At my quilting group this week-end, we had an interesting conversation that revolved around this basic question: can we live lives that are consistent with our values? Two of us said yes, and two of us said no.
I was shocked at the idea that two of my friends view it as an impossible thing to live a life consistent with our values. They see it as completely normal that our ideals would be impossible to achieve--this, despite the fact that one of them flies into fits of apoplexy whenever she sees a hint of hypocrisy in the world.
Yet they don't see the inability to live consistently with one's values as hypocrisy. I find that odd.
Now, I'm certainly not claiming that I always live in concert with my values. But I'm always trying. There are times when other factors intervene. For example, due to declining student enrollment, we've had to cancel lots of classes and so, we've had to let some adjuncts go. In an ideal world, I'd find other work for them. Unfortunately, I'm not given that latitude. In an ideal world, I'd have given them more warning--as it was, I could only let them know a month ahead of time. In an ideal world, I'd have been paying them more money. But I'm not in charge of the budget.

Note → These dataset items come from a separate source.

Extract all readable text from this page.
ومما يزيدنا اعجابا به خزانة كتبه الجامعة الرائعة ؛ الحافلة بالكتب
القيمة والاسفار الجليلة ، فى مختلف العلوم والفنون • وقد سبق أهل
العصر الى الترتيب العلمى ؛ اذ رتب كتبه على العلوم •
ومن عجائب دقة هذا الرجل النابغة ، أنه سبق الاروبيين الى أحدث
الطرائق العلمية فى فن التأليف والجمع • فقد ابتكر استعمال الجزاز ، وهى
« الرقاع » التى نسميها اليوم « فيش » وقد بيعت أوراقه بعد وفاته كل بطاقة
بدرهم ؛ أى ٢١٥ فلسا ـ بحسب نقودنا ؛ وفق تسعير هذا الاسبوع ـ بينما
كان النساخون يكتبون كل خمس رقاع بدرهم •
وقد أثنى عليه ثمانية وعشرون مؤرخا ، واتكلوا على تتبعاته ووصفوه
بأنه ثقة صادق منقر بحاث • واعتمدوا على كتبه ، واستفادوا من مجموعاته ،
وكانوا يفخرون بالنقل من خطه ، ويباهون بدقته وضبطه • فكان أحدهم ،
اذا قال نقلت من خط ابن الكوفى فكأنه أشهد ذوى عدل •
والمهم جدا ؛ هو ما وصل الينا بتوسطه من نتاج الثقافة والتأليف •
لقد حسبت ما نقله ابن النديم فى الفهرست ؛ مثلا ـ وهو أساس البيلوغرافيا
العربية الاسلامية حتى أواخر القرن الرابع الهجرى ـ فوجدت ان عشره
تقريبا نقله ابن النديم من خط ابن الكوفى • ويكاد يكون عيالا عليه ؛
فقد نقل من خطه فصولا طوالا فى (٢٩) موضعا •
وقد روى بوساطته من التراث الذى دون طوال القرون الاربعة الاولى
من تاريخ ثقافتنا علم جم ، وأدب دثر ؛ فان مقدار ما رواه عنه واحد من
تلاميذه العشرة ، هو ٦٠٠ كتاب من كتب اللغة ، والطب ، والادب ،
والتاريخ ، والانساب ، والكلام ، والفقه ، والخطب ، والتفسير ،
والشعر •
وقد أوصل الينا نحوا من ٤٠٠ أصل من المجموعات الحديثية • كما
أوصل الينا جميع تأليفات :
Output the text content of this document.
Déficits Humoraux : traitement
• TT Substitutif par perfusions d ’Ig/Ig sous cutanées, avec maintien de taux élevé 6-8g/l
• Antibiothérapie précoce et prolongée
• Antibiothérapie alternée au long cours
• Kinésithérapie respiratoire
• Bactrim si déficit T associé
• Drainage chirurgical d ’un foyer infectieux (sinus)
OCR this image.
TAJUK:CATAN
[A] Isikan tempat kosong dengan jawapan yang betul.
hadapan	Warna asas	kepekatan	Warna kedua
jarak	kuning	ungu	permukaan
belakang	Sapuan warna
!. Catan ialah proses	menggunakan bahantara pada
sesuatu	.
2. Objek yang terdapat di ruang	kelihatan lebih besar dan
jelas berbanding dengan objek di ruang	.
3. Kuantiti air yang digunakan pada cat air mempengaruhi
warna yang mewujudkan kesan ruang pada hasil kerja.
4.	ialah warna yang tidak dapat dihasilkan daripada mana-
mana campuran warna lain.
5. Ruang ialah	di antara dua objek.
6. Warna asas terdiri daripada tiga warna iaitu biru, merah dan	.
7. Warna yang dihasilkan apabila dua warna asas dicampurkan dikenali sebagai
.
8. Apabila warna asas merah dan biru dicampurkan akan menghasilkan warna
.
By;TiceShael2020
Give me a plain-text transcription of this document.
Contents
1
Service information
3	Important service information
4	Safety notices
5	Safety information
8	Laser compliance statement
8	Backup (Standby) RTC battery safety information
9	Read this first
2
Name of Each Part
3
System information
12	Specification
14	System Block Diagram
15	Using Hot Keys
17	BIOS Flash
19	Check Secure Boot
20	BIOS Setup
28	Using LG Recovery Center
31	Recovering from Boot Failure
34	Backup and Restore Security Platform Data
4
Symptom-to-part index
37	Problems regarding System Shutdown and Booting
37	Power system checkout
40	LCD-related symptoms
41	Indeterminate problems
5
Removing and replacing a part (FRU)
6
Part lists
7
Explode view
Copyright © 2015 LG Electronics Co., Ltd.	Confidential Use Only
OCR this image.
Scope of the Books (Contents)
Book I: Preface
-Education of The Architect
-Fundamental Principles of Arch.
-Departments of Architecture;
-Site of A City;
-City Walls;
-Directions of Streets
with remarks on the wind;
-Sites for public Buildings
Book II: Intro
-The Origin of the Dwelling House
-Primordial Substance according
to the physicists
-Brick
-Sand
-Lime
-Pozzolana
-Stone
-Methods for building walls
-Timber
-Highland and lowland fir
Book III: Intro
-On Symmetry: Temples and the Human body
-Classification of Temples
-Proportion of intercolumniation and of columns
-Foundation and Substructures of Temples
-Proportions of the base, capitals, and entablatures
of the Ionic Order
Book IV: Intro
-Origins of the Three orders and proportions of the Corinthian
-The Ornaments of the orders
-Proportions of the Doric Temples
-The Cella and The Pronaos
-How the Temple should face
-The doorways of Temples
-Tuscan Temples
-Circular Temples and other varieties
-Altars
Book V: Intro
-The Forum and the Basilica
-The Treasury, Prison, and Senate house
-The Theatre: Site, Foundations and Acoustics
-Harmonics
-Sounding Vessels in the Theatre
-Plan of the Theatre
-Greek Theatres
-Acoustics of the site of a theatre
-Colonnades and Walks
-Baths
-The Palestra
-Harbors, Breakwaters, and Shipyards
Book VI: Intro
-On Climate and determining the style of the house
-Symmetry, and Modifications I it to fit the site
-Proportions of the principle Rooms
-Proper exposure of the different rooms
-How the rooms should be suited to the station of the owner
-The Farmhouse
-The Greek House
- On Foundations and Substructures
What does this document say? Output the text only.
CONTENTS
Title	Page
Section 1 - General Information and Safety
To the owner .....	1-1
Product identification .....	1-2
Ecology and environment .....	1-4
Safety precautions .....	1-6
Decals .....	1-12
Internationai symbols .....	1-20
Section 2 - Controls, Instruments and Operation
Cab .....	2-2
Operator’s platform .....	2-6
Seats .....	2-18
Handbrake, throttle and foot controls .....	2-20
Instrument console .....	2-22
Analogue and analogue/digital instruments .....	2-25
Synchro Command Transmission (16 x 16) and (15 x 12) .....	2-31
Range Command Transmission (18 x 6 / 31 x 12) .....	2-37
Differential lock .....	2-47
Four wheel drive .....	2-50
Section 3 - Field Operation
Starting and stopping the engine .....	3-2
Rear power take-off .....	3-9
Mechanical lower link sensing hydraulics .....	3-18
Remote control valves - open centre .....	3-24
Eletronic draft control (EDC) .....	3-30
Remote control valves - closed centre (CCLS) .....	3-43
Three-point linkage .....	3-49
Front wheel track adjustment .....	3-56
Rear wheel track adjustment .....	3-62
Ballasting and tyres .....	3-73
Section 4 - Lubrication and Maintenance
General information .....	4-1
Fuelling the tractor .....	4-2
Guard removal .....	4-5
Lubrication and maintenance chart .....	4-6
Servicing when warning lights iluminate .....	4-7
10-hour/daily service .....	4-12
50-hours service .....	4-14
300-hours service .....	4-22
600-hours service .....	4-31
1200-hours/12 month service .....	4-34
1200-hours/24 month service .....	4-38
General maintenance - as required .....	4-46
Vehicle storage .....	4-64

Still, I fight for higher pay raises for them, because that is consistent with my values. As soon as I know bad news that will impact our faculty, I tell everyone so that everyone can plan accordingly. I don't hide and hope that no one finds out.
As I've spent time thinking, I realize that most of the people I've known are living lives that are consistent with their values, at least to my powers of observation. That may explain why it's so hard for me to find people I want to spend much time with--often, those values which steer their lives are troubling to me.
As a teenager, I assumed that everyone was hypocritical, and I reserved my largest portion of scorn for churchgoers. I'll never forget the time that I, a smug 19 year old, talked to an inner city pastor about the hypocrisy of suburban churches, and he told me in no uncertain terms that the money that suburban churches gave his church allowed them to do their various ministries to the poor and outcast.
And one summer, when I was home from college, one of the pastors of my parents' church announced that one of our African immigrant members was desperate for money to get his family out of his increasingly dangerous country. It was a tiny amount of money, all things considered, just the price of some airline tickets.
Of course I assumed that no one would donate. I was impressed when my father whipped out his checkbook. I was even more impressed that almost 30 people made a similar donation. At least that's how I remember it. I may have the numbers wrong. It was twenty years ago, after all.
I think that's one of the primary benefits of going to church. We are reminded of what we are called to be. We are surrounded by people who share a similar vision. We are given the opportunities to demonstrate that we do live according to certain values.